WHAT WAS CLAIMED
Investment has fallen off a cliff under Labor.
OUR VERDICT
False. Official data shows investment has grown under Labor and hasn't experienced a sharp decline.
AAP FACTCHECK - A Liberal MP is falsely claiming investment has fallen off a cliff under Labor.
Official data shows investment has actually risen under the Albanese government and economists told AAP FactCheck there's no evidence of a sharp fall.
Shadow defence minister Angus Taylor made the claim in a Sky News interview in late October, arguing that Labor is presiding over "endless" environmental approvals.
"Investment has fallen off a cliff under Labor, and that includes, of course, the mining industry and other resource-based industries," Mr Taylor said during the interview.
"We need to make sure that we see investment increasing."

When asked for evidence for the claim, Mr Taylor's office pointed AAP FactCheck to a 2024 Minerals Council of Australia (MCA) analysis of major resource and energy projects that was featured in a press release.
Paraphrasing the release, Mr Taylor's office said the review found major mining projects were being "put in the too-hard basket because of Australia's deteriorating investment environment".
The press release claimed $68 billion worth of projects a year were dropping off the government's list of major resources and energy projects worth over $50 million.
It said Australia was missing out on potential investment, arguing a challenging investment environment had been created by "poor policy settings".
When asked for details of this analysis, the MCA supplied AAP FactCheck with a PowerPoint presentation. This showed it was looking at the period from 2013 to 2023 - a time largely covering the coalition's last term in office.

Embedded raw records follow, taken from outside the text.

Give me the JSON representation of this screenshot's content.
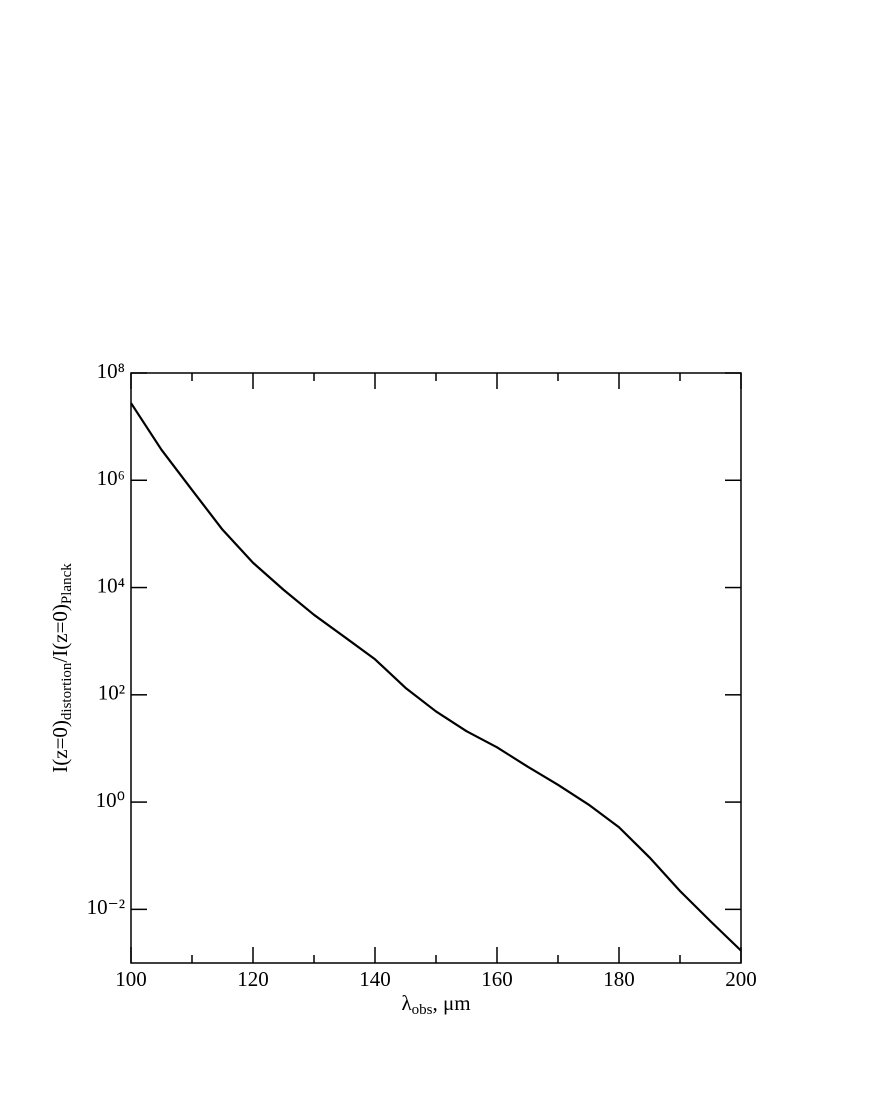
{
  "chart_data": {
    "type": "line",
    "x_label": [
      {
        "text": "λ"
      },
      {
        "text": "obs",
        "sub": true
      },
      {
        "text": ", μm"
      }
    ],
    "y_label": [
      {
        "text": "I(z=0)"
      },
      {
        "text": "distortion",
        "sub": true
      },
      {
        "text": "/I(z=0)"
      },
      {
        "text": "Planck",
        "sub": true
      }
    ],
    "x": [
      100,
      105,
      110,
      115,
      120,
      125,
      130,
      135,
      140,
      145,
      150,
      155,
      160,
      165,
      170,
      175,
      180,
      185,
      190,
      195,
      200
    ],
    "series": [
      {
        "color": "#000000",
        "values": [
          27500000,
          3700000,
          660000,
          120000,
          29000,
          9100,
          3100,
          1200,
          460,
          135,
          49,
          21,
          10.5,
          4.6,
          2.1,
          0.9,
          0.34,
          0.093,
          0.022,
          0.006,
          0.0017
        ]
      }
    ],
    "xlim": [
      100,
      200
    ],
    "xticks": [
      100,
      120,
      140,
      160,
      180,
      200
    ],
    "xticks_minor": [
      110,
      130,
      150,
      170,
      190
    ],
    "ylim": [
      0.001,
      100000000
    ],
    "ylog": true,
    "yticks": [
      {
        "value": 0.01,
        "label": "10⁻²"
      },
      {
        "value": 1,
        "label": "10⁰"
      },
      {
        "value": 100,
        "label": "10²"
      },
      {
        "value": 10000,
        "label": "10⁴"
      },
      {
        "value": 1000000,
        "label": "10⁶"
      },
      {
        "value": 100000000,
        "label": "10⁸"
      }
    ],
    "grid": false
  }
}
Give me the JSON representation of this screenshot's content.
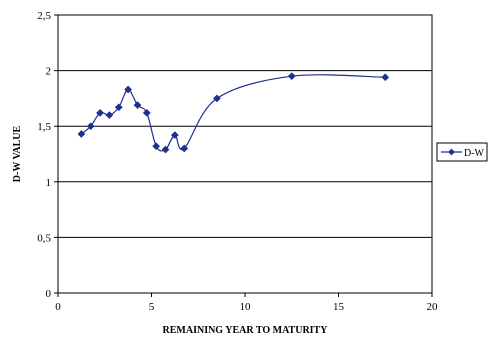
{
  "chart_data": {
    "type": "line",
    "title": "",
    "xlabel": "REMAINING YEAR TO MATURITY",
    "ylabel": "D-W VALUE",
    "xlim": [
      0,
      20
    ],
    "ylim": [
      0,
      2.5
    ],
    "x_ticks": [
      0,
      5,
      10,
      15,
      20
    ],
    "y_ticks": [
      0,
      0.5,
      1,
      1.5,
      2,
      2.5
    ],
    "x_tick_labels": [
      "0",
      "5",
      "10",
      "15",
      "20"
    ],
    "y_tick_labels": [
      "0",
      "0,5",
      "1",
      "1,5",
      "2",
      "2,5"
    ],
    "grid": "horizontal",
    "smooth": true,
    "legend_position": "right",
    "series": [
      {
        "name": "D-W",
        "color": "#1f2f8f",
        "marker": "diamond",
        "x": [
          1.25,
          1.75,
          2.25,
          2.75,
          3.25,
          3.75,
          4.25,
          4.75,
          5.25,
          5.75,
          6.25,
          6.75,
          8.5,
          12.5,
          17.5
        ],
        "y": [
          1.43,
          1.5,
          1.62,
          1.6,
          1.67,
          1.83,
          1.69,
          1.62,
          1.32,
          1.29,
          1.42,
          1.3,
          1.75,
          1.95,
          1.94
        ]
      }
    ]
  }
}
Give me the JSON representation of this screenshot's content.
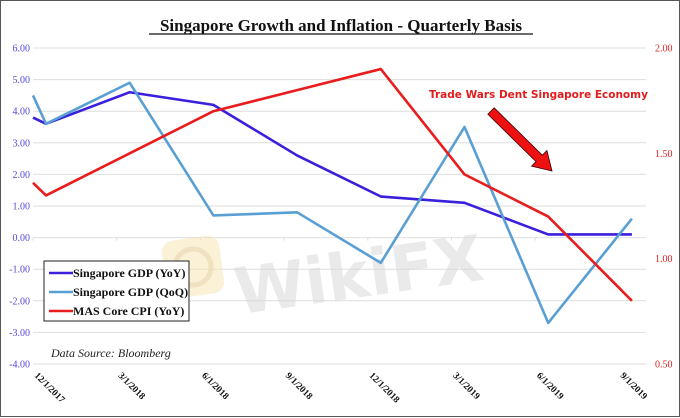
{
  "chart_data": {
    "type": "line",
    "title": "Singapore Growth and Inflation - Quarterly Basis",
    "categories": [
      "12/1/2017",
      "3/1/2018",
      "6/1/2018",
      "9/1/2018",
      "12/1/2018",
      "3/1/2019",
      "6/1/2019",
      "9/1/2019"
    ],
    "series": [
      {
        "name": "Singapore GDP (YoY)",
        "axis": "left",
        "color": "#3a1fdc",
        "lead_in": 3.8,
        "values": [
          3.6,
          4.6,
          4.2,
          2.6,
          1.3,
          1.1,
          0.1,
          0.1
        ]
      },
      {
        "name": "Singapore GDP (QoQ)",
        "axis": "left",
        "color": "#5a9fd4",
        "lead_in": 4.5,
        "values": [
          3.6,
          4.9,
          0.7,
          0.8,
          -0.8,
          3.5,
          -2.7,
          0.6
        ]
      },
      {
        "name": "MAS Core CPI (YoY)",
        "axis": "right",
        "color": "#e81c1c",
        "lead_in": 1.36,
        "values": [
          1.3,
          1.5,
          1.7,
          1.8,
          1.9,
          1.4,
          1.2,
          0.8
        ]
      }
    ],
    "y_left": {
      "min": -4,
      "max": 6,
      "ticks": [
        "6.00",
        "5.00",
        "4.00",
        "3.00",
        "2.00",
        "1.00",
        "0.00",
        "-1.00",
        "-2.00",
        "-3.00",
        "-4.00"
      ]
    },
    "y_right": {
      "min": 0.5,
      "max": 2.0,
      "ticks": [
        "2.00",
        "1.50",
        "1.00",
        "0.50"
      ]
    },
    "grid": true,
    "legend": {
      "placement": "bottom-left",
      "entries": [
        "Singapore GDP (YoY)",
        "Singapore GDP (QoQ)",
        "MAS Core CPI (YoY)"
      ]
    },
    "annotation": {
      "text": "Trade Wars Dent Singapore Economy",
      "arrow_color": "#ee1111"
    },
    "source": "Data Source: Bloomberg",
    "watermark": "WikiFX"
  }
}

The figures were also based on the government's annual Resources and Energy Major Projects reports, which review the major resources and energy projects in Australia.
While this tracks large investment proposals, it is not a measure of business investment across the economy.
The figures also examine tens of billions of dollars in projects at an early planning stage that may not necessarily proceed due to a range of factors (p25).
The Australian Bureau of Statistics (ABS) tracks investment in Australia through its quarterly dataset on new capital expenditure.
The figures show business investment has increased under Labor, growing at an average quarterly rate of 1.03 per cent between June 2022 and June 2025, although investment has plateaued over the last 18 months.
Mining sector investment specifically also increased over that time period, with an average quarterly growth rate of 0.49 per cent since Labor came to government, although investment has declined slightly over the last nine months.
Stella Huangfu, a macroeconomist at the University of Sydney, said figures for new capital expenditure were a good starting point for analysing investment, but should be read alongside a separate measure of investment called fixed capital formation for a more complete picture.
Private gross fixed capital formation has also risen under Labor, growing at an average quarterly rate of 1.58 per cent, according to figures from the ABS.
Associate Professor Huangfu said the claim that investment has fallen off a cliff is "overstated", with the data pointing to a flattening out in investment activity "rather than a collapse".
"Looking at recent data, business investment in Australia has not 'fallen off a cliff'," Dr Huangfu said.
"It has moved sideways over the past year - with some quarters showing modest growth and others small declines - but there's no evidence of a sharp fall."
Economist Saul Eslake said that non-mining investment was "fairly weak" between the Global Financial Crisis (GFC) in 2008/9 and the onset of COVID-19 in 2019/20, but has since picked up noticeably.
This was partly due to "a rush to digitise" during the pandemic and the more recent uptake of artificial intelligence (AI).
Jakob Madsen, a macro-economics expert at the University of Western Australia, said Mr Taylor's claim is mistaken and that investment, including in mining, hasn't fallen sharply under Labor, notwithstanding weaker growth over the past 18 months.
Professor Madsen told AAP FactCheck that investment growth picked up after the pandemic as growth rates rebounded from lockdowns and the share market went up.
He said key investment categories, including machinery and equipment, intellectual property and buildings and structures, have all grown since mid-2022.

Over the past 18 months that investment growth has slowed markedly, something Prof Madsen said is a reflection of the current business cycle that has seen interest rates rise to reduce inflation, causing economic growth to slow.
"There's nothing unusual in that… it's more serious when it [investment] starts to drop strongly - that's where the alarm bells come out," Prof Madsen said. "There's no reason for alarm."
The particularly large increase in business investment Australia experienced over the decade to 2014 is characterised by what economists often call the mining investment boom.
Business investment then fell in the following years from those historic highs as mining construction projects were completed, signalling an end to what the Grattan Institute said (p1) in 2013 was the "investment phase" of the boom.